## Twitter US Airline Sentiment Analysis 

The aim of this project is to build a model for sentiment analysis based on the Twitter US Airline Datasets.

The Twitter US Airline Dataset :
* Tweets since Feb 2015 about each of the major US airline (US Airways, Virgin America, Delta, United, American Airlines, Southwest)
* Each tweet is classified either positive, negative or neutral.


The included features including :
- Twitter ID, sentiment confidence score, sentiments, negative reasons, airline name, retweet count, name, tweet text, tweet coordinates, date and time of the tweet, and the location of the tweet.

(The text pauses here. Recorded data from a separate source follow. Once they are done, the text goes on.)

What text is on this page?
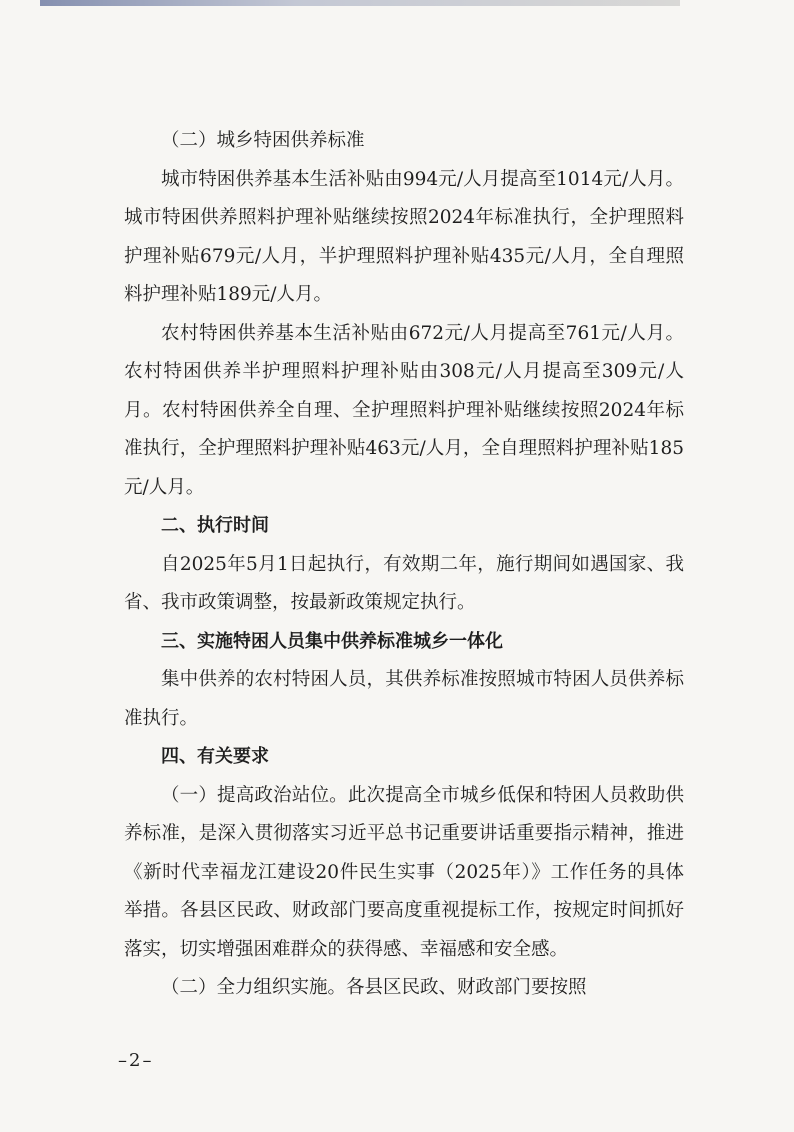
（二）城乡特困供养标准

城市特困供养基本生活补贴由994元/人月提高至1014元/人月。城市特困供养照料护理补贴继续按照2024年标准执行，全护理照料护理补贴679元/人月，半护理照料护理补贴435元/人月，全自理照料护理补贴189元/人月。

农村特困供养基本生活补贴由672元/人月提高至761元/人月。农村特困供养半护理照料护理补贴由308元/人月提高至309元/人月。农村特困供养全自理、全护理照料护理补贴继续按照2024年标准执行，全护理照料护理补贴463元/人月，全自理照料护理补贴185元/人月。

二、执行时间

自2025年5月1日起执行，有效期二年，施行期间如遇国家、我省、我市政策调整，按最新政策规定执行。

三、实施特困人员集中供养标准城乡一体化

集中供养的农村特困人员，其供养标准按照城市特困人员供养标准执行。

四、有关要求

（一）提高政治站位。此次提高全市城乡低保和特困人员救助供养标准，是深入贯彻落实习近平总书记重要讲话重要指示精神，推进《新时代幸福龙江建设20件民生实事（2025年）》工作任务的具体举措。各县区民政、财政部门要高度重视提标工作，按规定时间抓好落实，切实增强困难群众的获得感、幸福感和安全感。

（二）全力组织实施。各县区民政、财政部门要按照

–2–
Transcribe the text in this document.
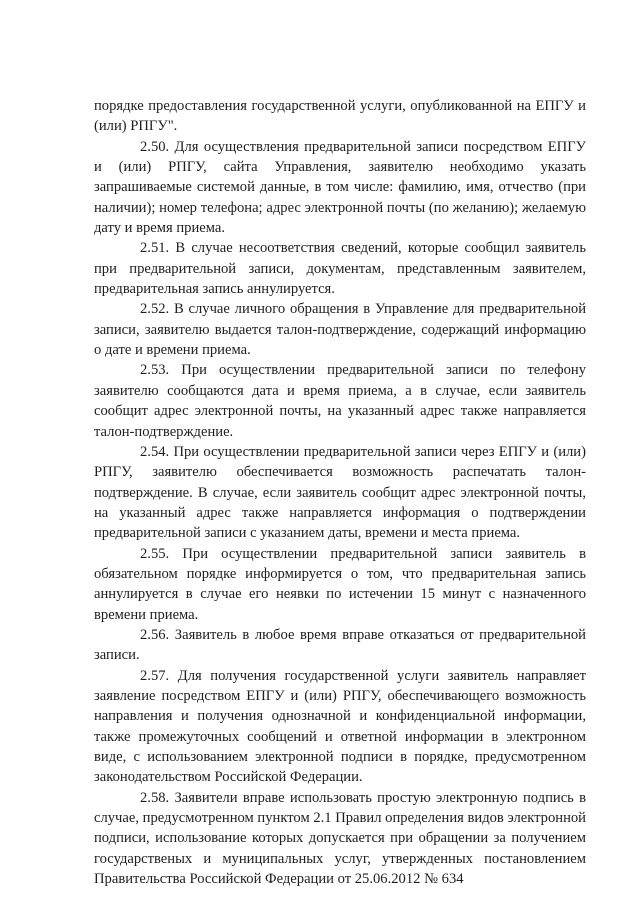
порядке предоставления государственной услуги, опубликованной на ЕПГУ и (или) РПГУ".

2.50. Для осуществления предварительной записи посредством ЕПГУ и (или) РПГУ, сайта Управления, заявителю необходимо указать запрашиваемые системой данные, в том числе: фамилию, имя, отчество (при наличии); номер телефона; адрес электронной почты (по желанию); желаемую дату и время приема.

2.51. В случае несоответствия сведений, которые сообщил заявитель при предварительной записи, документам, представленным заявителем, предварительная запись аннулируется.

2.52. В случае личного обращения в Управление для предварительной записи, заявителю выдается талон-подтверждение, содержащий информацию о дате и времени приема.

2.53. При осуществлении предварительной записи по телефону заявителю сообщаются дата и время приема, а в случае, если заявитель сообщит адрес электронной почты, на указанный адрес также направляется талон-подтверждение.

2.54. При осуществлении предварительной записи через ЕПГУ и (или) РПГУ, заявителю обеспечивается возможность распечатать талон-подтверждение. В случае, если заявитель сообщит адрес электронной почты, на указанный адрес также направляется информация о подтверждении предварительной записи с указанием даты, времени и места приема.

2.55. При осуществлении предварительной записи заявитель в обязательном порядке информируется о том, что предварительная запись аннулируется в случае его неявки по истечении 15 минут с назначенного времени приема.

2.56. Заявитель в любое время вправе отказаться от предварительной записи.

2.57. Для получения государственной услуги заявитель направляет заявление посредством ЕПГУ и (или) РПГУ, обеспечивающего возможность направления и получения однозначной и конфиденциальной информации, также промежуточных сообщений и ответной информации в электронном виде, с использованием электронной подписи в порядке, предусмотренном законодательством Российской Федерации.

2.58. Заявители вправе использовать простую электронную подпись в случае, предусмотренном пунктом 2.1 Правил определения видов электронной подписи, использование которых допускается при обращении за получением государственых и муниципальных услуг, утвержденных постановлением Правительства Российской Федерации от 25.06.2012 № 634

Download dataset from here : https://www.kaggle.com/crowdflower/twitter-airline-sentiment

## 0 - Packages

In [18]:
import pandas as pd
import numpy as np

import pandas as pd
import warnings 
import nltk
from nltk.tokenize import TweetTokenizer #for tokenize text 
from nltk.stem.snowball import SnowballStemmer # for Stemming word 
from nltk.tokenize import word_tokenize
from sklearn.metrics import classification_report
from time import time
from sklearn.pipeline import Pipeline
from sklearn.naive_bayes import MultinomialNB
from sklearn.linear_model import LogisticRegression
from sklearn.feature_extraction.text import CountVectorizer
from sklearn.feature_extraction.text import TfidfVectorizer
from sklearn.feature_extraction.text import TfidfTransformer
from sklearn import metrics
from sklearn.model_selection import GridSearchCV
import collections
from util_gridsearch import *

In [2]:
%matplotlib inline
warnings.filterwarnings("ignore")

## 1- Import of the Dataset

In [3]:
# Import of data
df = pd.read_csv('Data/Tweets.csv')
df = df[['text', 'airline_sentiment']]
df.head(2)

Unnamed: 0,text,airline_sentiment
0,@VirginAmerica What @dhepburn said.,neutral
1,@VirginAmerica plus you've added commercials t...,positive


In [4]:
print (' 1- Number of tweets in the datasets: ' ,df.shape[0])
print("-----------------------------------------------------")
print(' 2- Number of tweet per type of sentiment :')
print("-----------------------------------------------------")
print(df['airline_sentiment'].value_counts())
print("-----------------------------------------------------")
print(' 3- The part of each type of sentiment in the dataset:')
print("-----------------------------------------------------")
print(df['airline_sentiment'].value_counts(normalize=True) )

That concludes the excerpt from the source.